Schenk will mit dieser Analyse keineswegs das alte Bild von den ineffizienten Reichsgerichten erneut heraufbeschwören, er will lediglich verdeutlichen, dass moderne Verfahren ein Systemvertrauen zur Voraussetzung haben, das in der Frühen Neuzeit nicht zu erwarten ist. Wer nach einer Rationalität des Verfahrens im modernen Sinne suche, finde sie allenfalls in der Selbstdarstellung des Gerichts.

Was sind die Konsequenzen aus diesen Befunden? Nun, neben der bereits erhobenen Forderung nach einer Digitalisierung der Verzeichnisarbeit schlägt Schenk vor, die Aktenerschließung künftig so zu gestalten, dass die Forschung die Verschränkungen formeller und informeller Verfahrensabläufe besser analysieren könne. Dafür sei es notwendig, statt wie bisher auf flachere Verzeichnungen auf eine Tiefenverzeichnung zu setzen. Die Enthältvermerke müssten umfangreicher gestaltet werden.
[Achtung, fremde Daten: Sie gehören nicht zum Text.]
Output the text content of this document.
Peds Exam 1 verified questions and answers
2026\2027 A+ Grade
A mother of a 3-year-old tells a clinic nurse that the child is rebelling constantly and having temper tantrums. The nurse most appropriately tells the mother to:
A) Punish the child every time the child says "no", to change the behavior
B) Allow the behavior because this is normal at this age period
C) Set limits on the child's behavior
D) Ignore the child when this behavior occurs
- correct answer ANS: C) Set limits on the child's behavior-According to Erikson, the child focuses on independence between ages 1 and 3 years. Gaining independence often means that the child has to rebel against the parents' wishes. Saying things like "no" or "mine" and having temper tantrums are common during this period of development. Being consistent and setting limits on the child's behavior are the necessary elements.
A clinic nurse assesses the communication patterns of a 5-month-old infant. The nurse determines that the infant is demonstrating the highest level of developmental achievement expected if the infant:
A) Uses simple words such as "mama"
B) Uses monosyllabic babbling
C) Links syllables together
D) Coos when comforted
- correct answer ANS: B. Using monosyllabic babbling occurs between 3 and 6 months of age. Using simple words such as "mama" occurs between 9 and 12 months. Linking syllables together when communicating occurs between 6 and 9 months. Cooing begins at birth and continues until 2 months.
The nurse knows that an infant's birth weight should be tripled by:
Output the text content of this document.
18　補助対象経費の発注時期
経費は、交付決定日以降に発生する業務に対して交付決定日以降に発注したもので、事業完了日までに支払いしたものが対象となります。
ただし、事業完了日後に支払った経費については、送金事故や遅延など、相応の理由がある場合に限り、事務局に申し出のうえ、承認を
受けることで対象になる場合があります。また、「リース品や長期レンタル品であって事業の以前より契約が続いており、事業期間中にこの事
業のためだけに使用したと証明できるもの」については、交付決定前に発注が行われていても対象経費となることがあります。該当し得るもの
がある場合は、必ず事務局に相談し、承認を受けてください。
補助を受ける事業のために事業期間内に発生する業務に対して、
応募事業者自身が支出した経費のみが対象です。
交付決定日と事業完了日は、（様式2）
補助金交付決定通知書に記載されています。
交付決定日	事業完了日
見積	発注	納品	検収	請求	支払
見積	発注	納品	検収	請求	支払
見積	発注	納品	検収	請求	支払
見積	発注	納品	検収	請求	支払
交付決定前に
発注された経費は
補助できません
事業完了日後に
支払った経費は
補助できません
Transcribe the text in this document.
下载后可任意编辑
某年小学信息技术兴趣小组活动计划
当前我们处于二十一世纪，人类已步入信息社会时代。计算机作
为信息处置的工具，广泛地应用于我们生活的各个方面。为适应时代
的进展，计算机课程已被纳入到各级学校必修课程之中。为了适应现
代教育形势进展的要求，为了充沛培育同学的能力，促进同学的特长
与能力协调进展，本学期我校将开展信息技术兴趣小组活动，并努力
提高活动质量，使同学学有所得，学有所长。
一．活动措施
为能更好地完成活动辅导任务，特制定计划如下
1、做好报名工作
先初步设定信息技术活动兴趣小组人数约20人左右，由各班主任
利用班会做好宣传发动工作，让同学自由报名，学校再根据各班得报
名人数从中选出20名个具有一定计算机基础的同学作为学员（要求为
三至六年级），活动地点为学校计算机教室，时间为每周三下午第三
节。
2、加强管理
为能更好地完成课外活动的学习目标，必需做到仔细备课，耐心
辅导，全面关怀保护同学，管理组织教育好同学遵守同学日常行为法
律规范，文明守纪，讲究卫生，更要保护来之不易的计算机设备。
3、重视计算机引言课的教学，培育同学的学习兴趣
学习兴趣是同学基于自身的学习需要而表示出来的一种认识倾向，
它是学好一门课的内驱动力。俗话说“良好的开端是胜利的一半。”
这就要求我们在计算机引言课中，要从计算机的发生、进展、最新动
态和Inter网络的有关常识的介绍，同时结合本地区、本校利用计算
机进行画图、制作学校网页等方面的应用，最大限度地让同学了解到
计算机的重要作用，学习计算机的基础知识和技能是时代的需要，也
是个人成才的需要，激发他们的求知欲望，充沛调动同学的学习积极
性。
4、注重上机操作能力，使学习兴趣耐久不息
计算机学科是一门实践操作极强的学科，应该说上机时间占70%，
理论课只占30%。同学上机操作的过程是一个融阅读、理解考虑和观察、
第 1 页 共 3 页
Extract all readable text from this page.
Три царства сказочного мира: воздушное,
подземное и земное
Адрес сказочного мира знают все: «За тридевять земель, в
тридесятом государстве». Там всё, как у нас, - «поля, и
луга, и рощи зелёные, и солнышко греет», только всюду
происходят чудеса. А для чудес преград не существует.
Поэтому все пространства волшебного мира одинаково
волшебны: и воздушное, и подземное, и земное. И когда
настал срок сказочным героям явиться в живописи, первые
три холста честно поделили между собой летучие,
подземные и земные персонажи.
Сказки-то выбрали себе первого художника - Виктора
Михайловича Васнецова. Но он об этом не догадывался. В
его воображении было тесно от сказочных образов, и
Inhaltlich müsste zudem ein stärkeres Gewicht auf die unteilbaren Bestände des Reichskammergerichtes und die Exhibiten-, Referenten- und Resolutionsprotokolle des Reichshofrats gelegt werden.

Dem ist kaum zu widersprechen. Gleichwohl stellt sich Frage, warum der Autor nicht auch eine stärkere Vernetzung der Verzeichnung der Reichshofratsakten mit denen des Erzkanzlers und der Reichshofkanzlei fordert. Immerhin hat er in seiner Analyse eben diese Bestände als zentral eingestuft. Auch scheint der von ihm gewählte Ansatz eine Perspektive zu fördern, die Reichskammergericht und Reichshofrat losgelöst von den Berichten der Kommissionen und der Residenten betrachtet. Hier droht die Bedeutung der Justiznachfrage für die Gerichtspraxis in den Hintergrund zu geraten.

Dessen ungeachtet stellt sein schmales Buch einen wichtigen Beitrag zur Forschungsdiskussion dar und ist gespickt mit einer Reihe faszinierender Fallbeispiele und Zitate.